Los síntomas principales de la infección son fiebre leve, dolor en las articulaciones, erupciones cutáneas, conjuntivitis y malestar general. No todas las personas infectadas por el virus manifiestan síntomas.

Actualmente no existe ningún tratamiento específico y la acción terapéutica se dirige a combatir los síntomas como la fiebre y el dolor.

El primer caso de enfermedad del Zika en humanos fue descrito en 1952. Desde entonces se han presentado brotes epidémicos en zonas de África, América, Asia y en el Pacífico.

Actualmente en prácticamente todos los países de Sudamérica se ha detectado un aumento alarmante de casos que ha puesto en alerta a las autoridades sanitarias y la Organización Mundial de la Salud (OMS) ha declarado situación de emergencia de salud pública internacional por la magnitud de la epidemia. Ante esta situación se busca encontrar una respuesta internacional coordinada.

La enfermedad del Zika no suele ser grave y no se suelen manifestar complicaciones. Sin embargo, se pueden presentar complicaciones neurológicas y trastornos autoinmunes relacionadas con la infección por el virus.

En la actual epidemia de la enfermedad del Zika se ha observado un aumento de casos de microcefalia en recién nacidos relacionados con una posible infección por el virus en el momento del parto o durante el embarazo. También se ha detectado un aumento de casos de síndrome de Guillain-Barré (SGB). Los expertos creen que el virus se transmite por vía placentaria de madre a hijo durante el embarazo o durante el parto si la madre está infectada por el virus del Zika y tiene presencia del virus en la sangre en el momento del nacimiento. La gravedad de las complicaciones en el bebé dependen del momento del contagio.

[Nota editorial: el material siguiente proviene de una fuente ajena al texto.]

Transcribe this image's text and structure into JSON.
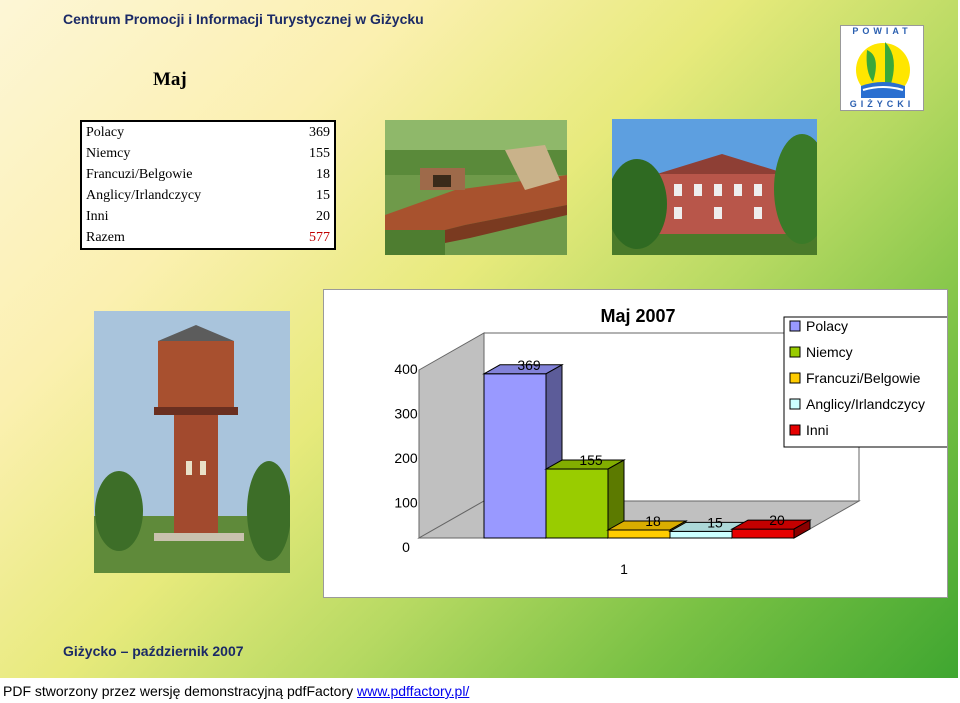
{
  "header": {
    "title": "Centrum Promocji i Informacji Turystycznej w Giżycku"
  },
  "month": "Maj",
  "logo": {
    "top_text": "POWIAT",
    "bottom_text": "GIŻYCKI"
  },
  "stats_table": {
    "rows": [
      {
        "label": "Polacy",
        "value": "369"
      },
      {
        "label": "Niemcy",
        "value": "155"
      },
      {
        "label": "Francuzi/Belgowie",
        "value": "18"
      },
      {
        "label": "Anglicy/Irlandczycy",
        "value": "15"
      },
      {
        "label": "Inni",
        "value": "20"
      },
      {
        "label": "Razem",
        "value": "577"
      }
    ]
  },
  "chart_data": {
    "type": "bar",
    "title": "Maj 2007",
    "categories": [
      "1"
    ],
    "series": [
      {
        "name": "Polacy",
        "values": [
          369
        ],
        "color": "#9999ff"
      },
      {
        "name": "Niemcy",
        "values": [
          155
        ],
        "color": "#99cc00"
      },
      {
        "name": "Francuzi/Belgowie",
        "values": [
          18
        ],
        "color": "#ffcc00"
      },
      {
        "name": "Anglicy/Irlandczycy",
        "values": [
          15
        ],
        "color": "#ccffff"
      },
      {
        "name": "Inni",
        "values": [
          20
        ],
        "color": "#e60000"
      }
    ],
    "y_ticks": [
      "0",
      "100",
      "200",
      "300",
      "400"
    ],
    "ylim": [
      0,
      400
    ],
    "legend_position": "right",
    "three_d": true
  },
  "footer": {
    "place_date": "Giżycko – październik 2007"
  },
  "pdf_bar": {
    "text": "PDF stworzony przez wersję demonstracyjną pdfFactory ",
    "link": "www.pdffactory.pl/"
  }
}
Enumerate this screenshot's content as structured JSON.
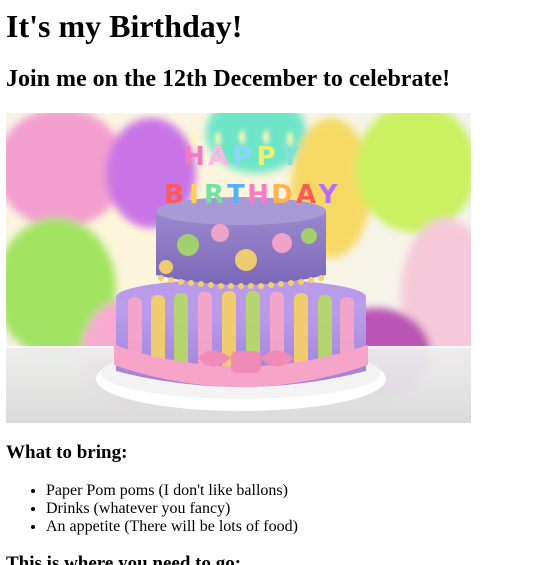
{
  "page": {
    "title": "It's my Birthday!",
    "subtitle": "Join me on the 12th December to celebrate!",
    "hero_image": {
      "candle_letters": [
        "H",
        "A",
        "P",
        "P",
        "Y",
        "B",
        "I",
        "R",
        "T",
        "H",
        "D",
        "A",
        "Y"
      ],
      "colors": {
        "cake_top": "#9b88cc",
        "cake_bottom": "#b79be6",
        "ribbon": "#f4a3c6",
        "plate": "#f2f2f2"
      }
    },
    "bring": {
      "heading": "What to bring:",
      "items": [
        "Paper Pom poms (I don't like ballons)",
        "Drinks (whatever you fancy)",
        "An appetite (There will be lots of food)"
      ]
    },
    "directions": {
      "heading": "This is where you need to go:"
    }
  }
}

Aunque todavía no existe evidencia científica concluyente que relacione el virus del Zika con las anomalías neurológicas y/o autoinmunes en los recién nacidos, la OMS y las autoridades sanitarias recomiendan a las mujeres embarazadas extremar las precauciones, no viajar a zonas de riesgo de contagio y posponer un futuro embarazo hasta que exista un control completo de la enfermedad para evitar riesgos.